Well.. This year my Valentine’s Day was completely different. Yes I’m in Cambodia and not in Canada but I mean different on another level. In the past few years I’ve struggled with singleness and feeling inadequate for anyone (other than my family) to love me. I didn’t know why I had reached the age of 25 and have never even gone on a date before. Is there something wrong with me? But then I came on the World Race. Now looking back on the first half of the race and all the little things that God has brought me through and it all makes a little more sense. The world race was all a part of God’s plan for me. He knew that in order to actually be in a relationship with someone I first have to love myself for who he’s created me to be and also have opportunities to experience his true love for me. I’ve learned that his love is greater than anyone on earths love could possibly be for me. I’ve learned that even though we say we love the poeple in our lives, they are still going to eventually let you down and upset you and aren’t always going to be there for you. But God.. He’s actually ALWAYS there for us. In fact he’s waiting for us to come running to him every time we step away even just for a moment. When you sit down and think about that.. It’s kinda crazy. So this year my Valentine’s Day didn’t really affect me the way that is has in previous years. My focus this year was shifted from receiving love from others and getting caught up in material things to receiving the best kind of love from the Lord. I wrote in my journal that night, “Today I wasn’t stressed out about the fact that I have never experienced Valentine’s Day with a significant other. I stopped and took a look around me and realized that I get the chance to share God’s love with those little munchkins on the street that come hangout with me while I get wifi.”

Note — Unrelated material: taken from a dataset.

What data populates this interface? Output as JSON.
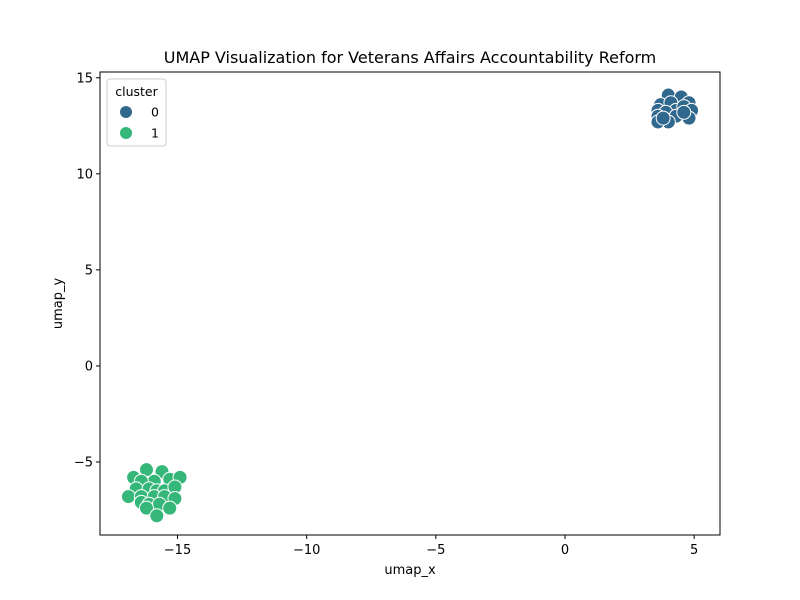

My view of what Valentine’s Day really should be was a day of love. A day to be reminded that ultimately God loves us more than anyone else and that’s all that really matters. God is also taking me through a process to show me how to love myself for who he created me to be. I’m not guna lie, it’s not an easy thing sometimes. I’m sure it breaks God’s heart to hear the negative things I think and say about myself. In Psalm 139:13-14 it says “For you created my inmost being; you knit me together in my mother’s womb. I praise you because I am fearfully and wonderfully made.” I’m learning (with the help of my team) that he created me to be a joyful, confident, smart, selfless, strong, faithful, pure woman of God that has so much to offer those around me. He also created me with a deep passion for children and genuine love for people.

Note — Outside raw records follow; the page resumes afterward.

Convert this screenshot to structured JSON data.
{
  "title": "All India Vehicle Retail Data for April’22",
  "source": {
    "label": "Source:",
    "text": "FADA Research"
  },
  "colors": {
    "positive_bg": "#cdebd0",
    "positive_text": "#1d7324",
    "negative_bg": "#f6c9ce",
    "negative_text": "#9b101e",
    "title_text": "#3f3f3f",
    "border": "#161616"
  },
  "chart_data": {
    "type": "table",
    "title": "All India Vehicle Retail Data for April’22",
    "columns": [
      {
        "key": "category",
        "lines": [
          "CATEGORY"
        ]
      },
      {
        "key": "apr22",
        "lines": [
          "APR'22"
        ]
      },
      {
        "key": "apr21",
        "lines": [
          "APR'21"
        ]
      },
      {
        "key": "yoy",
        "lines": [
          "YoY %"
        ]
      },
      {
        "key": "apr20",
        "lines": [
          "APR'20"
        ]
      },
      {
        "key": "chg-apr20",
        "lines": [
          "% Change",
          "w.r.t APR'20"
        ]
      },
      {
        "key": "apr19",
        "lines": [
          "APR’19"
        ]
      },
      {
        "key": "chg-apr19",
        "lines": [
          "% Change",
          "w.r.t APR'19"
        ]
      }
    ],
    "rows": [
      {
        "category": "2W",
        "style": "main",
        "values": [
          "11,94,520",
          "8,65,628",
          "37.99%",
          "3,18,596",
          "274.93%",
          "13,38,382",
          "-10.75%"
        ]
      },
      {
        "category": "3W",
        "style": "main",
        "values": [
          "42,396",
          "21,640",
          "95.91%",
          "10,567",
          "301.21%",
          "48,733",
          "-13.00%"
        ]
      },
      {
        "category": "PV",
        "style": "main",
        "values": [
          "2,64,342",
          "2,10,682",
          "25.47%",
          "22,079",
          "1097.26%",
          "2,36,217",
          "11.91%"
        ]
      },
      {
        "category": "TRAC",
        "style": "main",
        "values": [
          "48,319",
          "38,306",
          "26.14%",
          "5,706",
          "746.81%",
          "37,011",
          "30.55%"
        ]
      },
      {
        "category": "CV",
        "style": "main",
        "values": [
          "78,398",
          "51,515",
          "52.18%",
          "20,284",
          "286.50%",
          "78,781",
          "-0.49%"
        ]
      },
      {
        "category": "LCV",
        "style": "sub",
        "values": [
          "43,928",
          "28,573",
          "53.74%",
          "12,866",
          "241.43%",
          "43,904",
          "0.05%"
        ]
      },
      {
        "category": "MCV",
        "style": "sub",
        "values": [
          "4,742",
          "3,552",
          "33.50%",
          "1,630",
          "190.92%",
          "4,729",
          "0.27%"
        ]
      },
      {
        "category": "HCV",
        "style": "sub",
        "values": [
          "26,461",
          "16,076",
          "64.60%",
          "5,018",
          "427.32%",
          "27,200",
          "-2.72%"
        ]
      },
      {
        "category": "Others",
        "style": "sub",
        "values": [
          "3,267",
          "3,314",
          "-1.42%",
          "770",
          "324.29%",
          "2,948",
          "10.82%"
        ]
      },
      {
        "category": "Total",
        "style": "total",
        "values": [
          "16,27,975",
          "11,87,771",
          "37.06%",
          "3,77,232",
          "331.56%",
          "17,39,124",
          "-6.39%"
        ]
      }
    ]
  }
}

Right now I’m still learning to love myself for who God has created me to be and I’m still experiencing the vastness of his intimate love for me so I still have a ways to go and let me tell you it’s not always sunshine and rainbows. Actually it’s usually in the hard moments when we are learning the most. And as hard and challenging as it may seem right now, God is preparing me for the things to come like a future husband or hopefully kids of my own some day.
So Valentine’s Day this year was really different. Not a bad different ..just different. This Valentine’s Day reminded me of what true love with my Heavenly Father actually looks like. Now as I am running full force into the second half of my world race I’m looking forward to growing in intimacy with the Lord and continuing to share his love with everyone around me.